Bir başka sorun da ‘KİT-Holding'in genel durumunda bir değişiklik olduğunda, bunun KİT'lere nasıl yansıtılacağı ile ilgili. Yapılan açıklamaya göre KİT'lere ilişkin mali veriler üçer aylık ve yıllık olarak Hazine Müsteşarlığı tarafından kamuoyuna açıklanacak. Bu çok olumlu bir gelişme. Buradan hareketle her KİT'in yönetiminin ‘KİT-Holding'in durumu hakkında üç ayda bir bilgi sahibi olacağını varsayabiliriz. Belli bir tarihte açıklanan verilerde ‘KİT-Holding'in fazla verdiğini düşünelim. Bu bilgiye dayanarak bir KİT iki yıl vadeli borçlanmış olsun. Üç ay sonra yayımlanan verilerde ‘KİT-Holding'in kalan üyelerinin hiç fazla vermediği, sadece söz konusu KİT'in yaptığı borçlanma yüzünden konulan kuralın ‘ihlal edildiği' ortaya çıkmış olsun. Bu yönde bir gelişme olabileceğini bir KİT öngörebilir miydi? Bu beklenmiyorsa söz konusu KİT kusurlu sayılabilir mi? Bu durumda, "Aldığın borcu iade et" denilemeyeceğine göre ne yapılacak? Kural ihlali sineye mi çekilecek? Diyelim ki, bu KİT'in yöneticileri, böyle olacağını bilmelerine rağmen, kendileri için gerekli kaynağı bu sorun ortaya çıkmadan önce temin edebilmek için borçlanma yoluna gittiler. Bunun müeyyidesi nedir?

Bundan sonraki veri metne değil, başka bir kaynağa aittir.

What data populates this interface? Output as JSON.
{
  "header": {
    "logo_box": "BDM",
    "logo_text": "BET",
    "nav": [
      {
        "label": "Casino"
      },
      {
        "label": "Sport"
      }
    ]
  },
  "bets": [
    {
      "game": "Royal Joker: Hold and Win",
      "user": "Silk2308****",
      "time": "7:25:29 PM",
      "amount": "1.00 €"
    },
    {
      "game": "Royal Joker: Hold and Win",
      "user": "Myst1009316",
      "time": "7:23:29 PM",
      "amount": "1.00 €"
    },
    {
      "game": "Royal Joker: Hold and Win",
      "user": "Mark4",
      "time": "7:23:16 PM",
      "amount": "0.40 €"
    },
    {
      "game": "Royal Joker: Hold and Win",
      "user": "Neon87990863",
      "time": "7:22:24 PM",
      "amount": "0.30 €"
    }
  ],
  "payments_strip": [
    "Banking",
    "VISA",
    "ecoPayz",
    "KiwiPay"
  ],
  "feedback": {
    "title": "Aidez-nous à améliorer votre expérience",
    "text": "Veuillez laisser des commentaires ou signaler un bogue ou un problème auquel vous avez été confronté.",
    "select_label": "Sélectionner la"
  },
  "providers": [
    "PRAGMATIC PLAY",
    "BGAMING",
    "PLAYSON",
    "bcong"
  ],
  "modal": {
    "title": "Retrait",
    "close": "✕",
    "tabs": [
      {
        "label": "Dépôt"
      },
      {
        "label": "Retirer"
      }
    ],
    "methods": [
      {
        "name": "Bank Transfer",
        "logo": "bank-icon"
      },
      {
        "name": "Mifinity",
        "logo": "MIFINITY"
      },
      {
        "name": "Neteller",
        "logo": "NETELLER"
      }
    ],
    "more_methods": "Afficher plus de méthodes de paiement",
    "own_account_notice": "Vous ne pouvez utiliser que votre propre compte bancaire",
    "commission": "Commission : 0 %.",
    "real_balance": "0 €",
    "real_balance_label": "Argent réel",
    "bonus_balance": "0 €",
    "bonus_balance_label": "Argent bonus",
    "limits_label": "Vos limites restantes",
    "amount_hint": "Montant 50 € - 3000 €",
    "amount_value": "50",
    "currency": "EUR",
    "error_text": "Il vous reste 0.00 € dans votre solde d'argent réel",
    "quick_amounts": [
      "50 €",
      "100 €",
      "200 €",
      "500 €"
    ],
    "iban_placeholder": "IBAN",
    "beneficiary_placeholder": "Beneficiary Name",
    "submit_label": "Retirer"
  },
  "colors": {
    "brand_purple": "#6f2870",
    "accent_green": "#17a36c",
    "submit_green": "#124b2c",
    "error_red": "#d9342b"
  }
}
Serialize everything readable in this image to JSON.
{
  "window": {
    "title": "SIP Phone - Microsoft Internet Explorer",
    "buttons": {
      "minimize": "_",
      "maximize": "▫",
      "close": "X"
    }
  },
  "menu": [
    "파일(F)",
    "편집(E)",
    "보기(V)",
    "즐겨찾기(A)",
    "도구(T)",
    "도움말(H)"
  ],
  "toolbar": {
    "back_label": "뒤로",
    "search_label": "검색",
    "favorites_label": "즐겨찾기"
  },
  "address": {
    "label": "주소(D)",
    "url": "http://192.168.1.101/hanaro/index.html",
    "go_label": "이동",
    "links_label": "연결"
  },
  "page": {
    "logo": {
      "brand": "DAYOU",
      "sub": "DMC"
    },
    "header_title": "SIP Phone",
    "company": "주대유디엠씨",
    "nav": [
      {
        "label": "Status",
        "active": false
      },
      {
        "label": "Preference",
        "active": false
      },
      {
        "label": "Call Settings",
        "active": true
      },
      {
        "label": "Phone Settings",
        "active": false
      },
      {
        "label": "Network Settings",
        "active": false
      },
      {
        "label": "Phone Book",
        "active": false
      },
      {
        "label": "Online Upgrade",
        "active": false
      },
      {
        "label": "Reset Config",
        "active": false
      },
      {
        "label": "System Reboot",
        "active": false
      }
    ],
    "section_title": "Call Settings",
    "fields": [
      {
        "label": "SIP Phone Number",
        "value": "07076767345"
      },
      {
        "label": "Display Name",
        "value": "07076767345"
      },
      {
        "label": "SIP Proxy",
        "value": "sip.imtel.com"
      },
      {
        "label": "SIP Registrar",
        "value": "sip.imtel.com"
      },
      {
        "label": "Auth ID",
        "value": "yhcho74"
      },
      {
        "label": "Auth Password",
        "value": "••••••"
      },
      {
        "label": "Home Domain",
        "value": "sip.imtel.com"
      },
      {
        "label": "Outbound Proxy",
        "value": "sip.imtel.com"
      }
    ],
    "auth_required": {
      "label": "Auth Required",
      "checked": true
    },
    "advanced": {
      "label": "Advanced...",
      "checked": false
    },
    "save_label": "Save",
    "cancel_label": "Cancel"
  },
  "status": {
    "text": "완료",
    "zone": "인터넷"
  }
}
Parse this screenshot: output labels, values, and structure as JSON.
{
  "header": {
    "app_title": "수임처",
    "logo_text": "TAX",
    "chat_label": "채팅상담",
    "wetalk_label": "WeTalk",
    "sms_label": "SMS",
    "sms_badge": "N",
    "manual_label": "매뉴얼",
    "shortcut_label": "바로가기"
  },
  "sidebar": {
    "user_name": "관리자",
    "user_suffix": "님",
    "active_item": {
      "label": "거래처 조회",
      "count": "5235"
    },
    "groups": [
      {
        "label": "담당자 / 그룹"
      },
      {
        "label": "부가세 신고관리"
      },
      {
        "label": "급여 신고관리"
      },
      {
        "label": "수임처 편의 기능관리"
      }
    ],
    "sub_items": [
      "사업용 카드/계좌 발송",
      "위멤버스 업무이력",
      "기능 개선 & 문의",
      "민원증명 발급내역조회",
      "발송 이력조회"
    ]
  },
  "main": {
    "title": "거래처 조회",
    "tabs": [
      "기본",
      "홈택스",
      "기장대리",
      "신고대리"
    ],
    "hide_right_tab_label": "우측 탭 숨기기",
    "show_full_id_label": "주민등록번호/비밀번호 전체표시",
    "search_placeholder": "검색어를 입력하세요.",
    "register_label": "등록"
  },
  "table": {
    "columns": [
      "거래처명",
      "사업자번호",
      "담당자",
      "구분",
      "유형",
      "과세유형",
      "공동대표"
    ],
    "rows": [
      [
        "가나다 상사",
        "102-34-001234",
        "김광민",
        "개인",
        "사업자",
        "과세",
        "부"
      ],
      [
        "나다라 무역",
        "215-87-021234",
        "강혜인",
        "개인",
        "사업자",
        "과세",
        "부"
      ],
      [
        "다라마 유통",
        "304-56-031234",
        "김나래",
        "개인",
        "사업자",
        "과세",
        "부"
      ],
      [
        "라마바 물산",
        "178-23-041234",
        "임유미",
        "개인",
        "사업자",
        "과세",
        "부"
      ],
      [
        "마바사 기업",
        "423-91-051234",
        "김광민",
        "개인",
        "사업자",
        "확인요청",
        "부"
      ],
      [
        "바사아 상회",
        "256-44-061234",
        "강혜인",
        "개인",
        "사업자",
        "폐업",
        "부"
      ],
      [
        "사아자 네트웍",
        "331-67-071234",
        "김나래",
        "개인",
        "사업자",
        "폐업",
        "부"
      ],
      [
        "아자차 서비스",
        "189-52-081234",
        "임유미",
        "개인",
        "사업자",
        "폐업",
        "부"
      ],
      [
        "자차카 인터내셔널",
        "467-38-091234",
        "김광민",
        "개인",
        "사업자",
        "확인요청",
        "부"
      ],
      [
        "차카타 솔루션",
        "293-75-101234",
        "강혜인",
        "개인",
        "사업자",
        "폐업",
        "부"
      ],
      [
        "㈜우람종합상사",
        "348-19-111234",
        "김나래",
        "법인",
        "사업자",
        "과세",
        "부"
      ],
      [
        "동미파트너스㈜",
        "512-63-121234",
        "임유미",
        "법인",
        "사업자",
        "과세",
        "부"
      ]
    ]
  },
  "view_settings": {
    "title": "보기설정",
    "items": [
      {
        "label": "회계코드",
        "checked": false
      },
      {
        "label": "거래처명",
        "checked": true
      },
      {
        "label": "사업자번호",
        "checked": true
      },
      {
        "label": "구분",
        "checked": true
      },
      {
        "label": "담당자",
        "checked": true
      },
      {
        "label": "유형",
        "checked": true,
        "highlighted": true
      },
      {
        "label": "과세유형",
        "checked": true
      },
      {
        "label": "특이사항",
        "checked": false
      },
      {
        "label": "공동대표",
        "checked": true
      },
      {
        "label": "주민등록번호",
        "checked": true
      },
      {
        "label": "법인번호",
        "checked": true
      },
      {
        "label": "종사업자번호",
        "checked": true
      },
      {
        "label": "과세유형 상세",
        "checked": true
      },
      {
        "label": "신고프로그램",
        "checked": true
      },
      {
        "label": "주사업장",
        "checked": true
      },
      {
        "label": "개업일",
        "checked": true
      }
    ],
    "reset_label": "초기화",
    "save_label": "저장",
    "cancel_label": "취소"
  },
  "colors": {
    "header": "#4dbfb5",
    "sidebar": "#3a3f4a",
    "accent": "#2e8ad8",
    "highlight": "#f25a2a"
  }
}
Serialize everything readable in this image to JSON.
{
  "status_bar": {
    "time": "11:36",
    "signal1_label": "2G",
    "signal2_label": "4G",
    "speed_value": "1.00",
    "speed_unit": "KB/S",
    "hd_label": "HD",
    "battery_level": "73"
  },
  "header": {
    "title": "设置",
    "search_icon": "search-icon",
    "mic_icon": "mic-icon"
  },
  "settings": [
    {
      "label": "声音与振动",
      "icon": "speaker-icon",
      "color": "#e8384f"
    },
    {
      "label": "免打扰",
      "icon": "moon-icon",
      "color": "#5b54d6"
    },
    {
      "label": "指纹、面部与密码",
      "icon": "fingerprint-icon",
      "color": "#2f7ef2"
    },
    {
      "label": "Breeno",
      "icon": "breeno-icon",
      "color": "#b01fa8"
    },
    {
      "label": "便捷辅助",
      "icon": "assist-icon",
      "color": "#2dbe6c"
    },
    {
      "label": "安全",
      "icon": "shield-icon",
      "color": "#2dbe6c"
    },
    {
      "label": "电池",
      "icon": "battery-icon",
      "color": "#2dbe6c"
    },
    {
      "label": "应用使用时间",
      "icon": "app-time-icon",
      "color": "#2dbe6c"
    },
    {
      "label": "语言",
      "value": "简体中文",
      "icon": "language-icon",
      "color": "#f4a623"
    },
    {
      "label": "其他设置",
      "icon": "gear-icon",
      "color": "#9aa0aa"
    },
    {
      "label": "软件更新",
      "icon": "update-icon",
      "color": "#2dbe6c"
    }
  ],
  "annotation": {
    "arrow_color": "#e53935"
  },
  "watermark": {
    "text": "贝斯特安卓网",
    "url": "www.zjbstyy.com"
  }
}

Bu noktada akla bir başka sorun daha geliyor. Elinde bireysel ve toplumsal ölçütlere göre kârlı projeleri olan birden fazla KİT'in aynı anda borçlanma talebiyle ortaya çıktığını düşünelim. Bu KİT'ler arasında borçlanmada öncelik sırası nasıl belirlenecektir? Alışık olduğumuz düşünce biçimi, "Tabii ki DPT belirler" biçiminde oluyor. Ama bu çözümün, aşırı merkezileşmeye yol açma başta olmak üzere pek çok siyasal iktisat sorununa yol açması tehlikesi yok mu? İşte tüm bu nedenlerle, ‘KİT-Holding'in işleme kurallarının ortaya konulması gerekiyor. Bu bir ‘iktisadi tasarım' sorunu olarak algılanmalı ve çözüm üretilmelidir. Mali kural uygulaması başlamadan önce bu tür sorunlara açıklık getirilmesinde yarar olduğunu düşünüyorum.